Holding artificial intelligence to account

Lancet Digital Health
May 2022 Volume 4 Number 5 e290-e397
https://www.thelancet.com/journals/landig/issue/current

 

Editorial
Holding artificial intelligence to account
The Lancet Digital Health
In this issue of The Lancet Digital Health, Xiaoxuan Liu and colleagues give their perspective on global auditing of medical artificial intelligence (AI). They call for the focus to shift from demonstrating the strengths of AI in health care to proactively discovering its weaknesses.

Machines make unpredictable mistakes in medicine, which differ significantly from those made by humans. Liu and colleagues state that errors made by AI tools can have far-reaching consequences because of the complex and opaque relationships between the analysis and the clinical output. Given that there is little human control over how an AI generates results and that clinical knowledge is not a prerequisite in AI development, there is a risk of an AI learning spurious correlations that seem valid during training but are unreliable when applied to real-world situations.

Lauren Oakden-Rayner and colleagues analysed the performance of an AI across a range of relevant features for hip fracture detection. This preclinical algorithmic audit identified barriers to clinical use, including a decrease in sensitivity at the prespecified operating point. This study highlighted several “failure modes”, which is the propensity of an AI to fail recurrently in certain conditions. Oakden-Rayner told The Lancet Digital Health that their study showed that “the failure modes of AI systems can look bizarre from a human perspective. Take, for example, in the hip fracture audit (figure 5), the recognition that the AI missed an extremely displaced fracture … the sort of image even a lay person would recognise as completely abnormal.” These errors can drastically affect clinician and patient trust in AI. Another example demonstrating the need for auditing was highlighted last month in an investigation by STAT and the Massachusetts Institute of Technology, which found that an EPIC health algorithm used to predict sepsis risk in the USA deteriorated sharply in performance, from 0·73 AUC to 0·53 AUC, over 10 years. This deterioration over time was caused by changes in the hospital coding system, increased diversity and volume of patient data, and changes in operational behaviours of caregivers. There was little to no oversight of the AI tool once it hit the market, potentially causing harm to patients in hospital. Liu commented, “without the ability to observe and learn from algorithmic errors, the risk is that it will continue to happen and there’s no accountability for any harm that results.”

Auditing medical AI is essential; but whose responsibility is it to ensure that AI is safe to use? Some experts think that AI developers are responsible for providing guidance on managing their tools, including how and when to check the system’s performance, and identifying vulnerabilities that might emerge after they are put into practice. Others argue that not all the responsibility lies with AI developers, and health providers must test AI models on other data to verify their utility and assess potential vulnerabilities. Liu says, “we need clinical teams to start playing an active role in algorithmic safety oversight. They are best placed to define what success and failure looks like for their health institution and their patient cohort.”

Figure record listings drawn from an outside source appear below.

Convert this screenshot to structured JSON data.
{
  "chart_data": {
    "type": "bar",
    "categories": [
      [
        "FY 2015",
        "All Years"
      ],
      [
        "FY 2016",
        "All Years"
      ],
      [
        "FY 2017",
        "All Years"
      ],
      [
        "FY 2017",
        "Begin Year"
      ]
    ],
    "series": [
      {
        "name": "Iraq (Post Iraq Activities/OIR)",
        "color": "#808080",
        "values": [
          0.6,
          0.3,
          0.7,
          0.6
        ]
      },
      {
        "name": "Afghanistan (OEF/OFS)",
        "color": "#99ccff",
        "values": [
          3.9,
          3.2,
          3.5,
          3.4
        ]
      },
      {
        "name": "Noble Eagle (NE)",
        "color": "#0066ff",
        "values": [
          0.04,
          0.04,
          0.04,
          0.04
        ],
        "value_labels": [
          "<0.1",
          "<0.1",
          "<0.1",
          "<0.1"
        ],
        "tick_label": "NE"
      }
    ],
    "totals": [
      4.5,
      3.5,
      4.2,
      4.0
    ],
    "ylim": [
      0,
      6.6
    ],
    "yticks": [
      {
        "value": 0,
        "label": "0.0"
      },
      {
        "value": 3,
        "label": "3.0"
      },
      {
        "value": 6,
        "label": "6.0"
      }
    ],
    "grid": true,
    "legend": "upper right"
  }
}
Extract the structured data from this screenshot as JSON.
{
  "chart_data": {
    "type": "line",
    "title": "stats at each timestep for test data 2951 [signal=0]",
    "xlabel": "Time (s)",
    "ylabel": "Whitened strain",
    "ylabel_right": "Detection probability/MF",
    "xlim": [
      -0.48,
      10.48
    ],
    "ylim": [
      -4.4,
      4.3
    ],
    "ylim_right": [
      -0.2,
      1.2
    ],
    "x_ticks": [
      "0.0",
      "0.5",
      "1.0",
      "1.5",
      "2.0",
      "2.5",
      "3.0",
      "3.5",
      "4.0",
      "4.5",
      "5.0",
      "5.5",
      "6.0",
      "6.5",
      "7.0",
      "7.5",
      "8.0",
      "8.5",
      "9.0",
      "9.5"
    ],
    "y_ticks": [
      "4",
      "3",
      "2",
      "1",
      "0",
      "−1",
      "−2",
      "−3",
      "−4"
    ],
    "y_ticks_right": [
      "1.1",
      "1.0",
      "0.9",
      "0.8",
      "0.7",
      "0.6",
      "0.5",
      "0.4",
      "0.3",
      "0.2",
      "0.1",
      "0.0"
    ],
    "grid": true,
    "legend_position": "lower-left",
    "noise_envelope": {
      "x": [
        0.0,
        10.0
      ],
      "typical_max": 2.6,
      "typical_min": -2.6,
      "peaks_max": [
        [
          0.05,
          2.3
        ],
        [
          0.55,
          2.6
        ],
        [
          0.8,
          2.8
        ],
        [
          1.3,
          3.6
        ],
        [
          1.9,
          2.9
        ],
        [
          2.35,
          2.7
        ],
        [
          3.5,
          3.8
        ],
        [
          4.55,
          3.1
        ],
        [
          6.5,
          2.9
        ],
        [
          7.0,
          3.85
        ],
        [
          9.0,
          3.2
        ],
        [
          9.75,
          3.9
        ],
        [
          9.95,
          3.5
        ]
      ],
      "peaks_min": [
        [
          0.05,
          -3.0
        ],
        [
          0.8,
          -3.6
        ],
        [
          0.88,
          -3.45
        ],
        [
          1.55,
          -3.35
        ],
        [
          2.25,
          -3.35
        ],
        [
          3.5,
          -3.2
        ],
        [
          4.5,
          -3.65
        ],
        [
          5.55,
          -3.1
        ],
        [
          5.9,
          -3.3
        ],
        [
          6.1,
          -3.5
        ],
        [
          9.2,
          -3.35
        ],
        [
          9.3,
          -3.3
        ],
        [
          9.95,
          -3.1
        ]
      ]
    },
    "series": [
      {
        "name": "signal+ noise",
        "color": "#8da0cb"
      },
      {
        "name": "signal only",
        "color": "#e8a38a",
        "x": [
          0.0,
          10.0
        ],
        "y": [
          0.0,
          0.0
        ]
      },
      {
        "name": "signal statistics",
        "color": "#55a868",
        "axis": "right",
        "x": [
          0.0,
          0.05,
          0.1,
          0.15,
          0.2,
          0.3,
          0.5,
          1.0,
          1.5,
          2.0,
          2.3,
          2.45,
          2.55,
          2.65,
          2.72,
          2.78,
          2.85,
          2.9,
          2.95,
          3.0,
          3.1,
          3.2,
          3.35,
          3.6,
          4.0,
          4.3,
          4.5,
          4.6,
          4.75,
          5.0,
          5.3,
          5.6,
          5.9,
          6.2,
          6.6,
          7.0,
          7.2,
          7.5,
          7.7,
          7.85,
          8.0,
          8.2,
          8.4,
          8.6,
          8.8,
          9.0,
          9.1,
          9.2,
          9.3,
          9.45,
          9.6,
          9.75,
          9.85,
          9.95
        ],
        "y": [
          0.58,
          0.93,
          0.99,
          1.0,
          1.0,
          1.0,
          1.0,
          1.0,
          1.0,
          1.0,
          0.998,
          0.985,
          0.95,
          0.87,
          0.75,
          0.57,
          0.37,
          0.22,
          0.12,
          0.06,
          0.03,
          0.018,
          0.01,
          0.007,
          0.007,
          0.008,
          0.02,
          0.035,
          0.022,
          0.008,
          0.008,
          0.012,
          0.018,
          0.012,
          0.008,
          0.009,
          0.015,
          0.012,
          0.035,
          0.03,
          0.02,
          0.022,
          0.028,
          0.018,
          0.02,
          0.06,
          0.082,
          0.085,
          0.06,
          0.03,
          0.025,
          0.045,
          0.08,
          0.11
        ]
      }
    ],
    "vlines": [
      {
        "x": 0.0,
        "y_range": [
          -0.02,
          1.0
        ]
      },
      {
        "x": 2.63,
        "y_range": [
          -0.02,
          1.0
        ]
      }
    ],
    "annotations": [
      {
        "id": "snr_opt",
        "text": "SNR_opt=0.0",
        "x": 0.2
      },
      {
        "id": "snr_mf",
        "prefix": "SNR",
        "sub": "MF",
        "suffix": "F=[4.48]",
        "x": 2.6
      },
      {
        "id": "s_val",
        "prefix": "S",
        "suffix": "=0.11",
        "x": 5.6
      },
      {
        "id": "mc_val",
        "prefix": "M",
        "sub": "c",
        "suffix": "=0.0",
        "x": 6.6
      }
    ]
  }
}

There are three challenges to overcome to ensure AI auditing is successfully implemented.

First, in practice, auditing will require professionals with clinical and technical expertise to investigate and prevent AI errors and to thoughtfully interrogate errors before and during real-world deployment. However, experts with computational and clinical skill sets are not yet commonplace. Health-care institutes, AI companies, and governments must invest in upskilling health-care workers so that these experts can become an integral part of the medical AI development process.

Second, industry-wide standards for monitoring medical AI tools over time must be enforced by key regulatory bodies. Tools to identify when an algorithm becomes miscalibrated because of changes in data or environment are being developed by researchers, but these tools must be endorsed in a sustained and standardised way, led by regulators, health systems, and AI developers.

Third, the main issue that can exacerbate errors in AI is the lack of transparency of the data, code, and parameters due to intellectual property concerns. Liu and colleagues emphasise that much of the benefit that software and data access would provide can be instead obtained through a web portal with the ability to test the model on new data and receive model outputs. Oakden-Rayner said, “AI developers have a responsibility to make auditing easier for clinicians, especially by providing clear details of how their system works and how it was built.”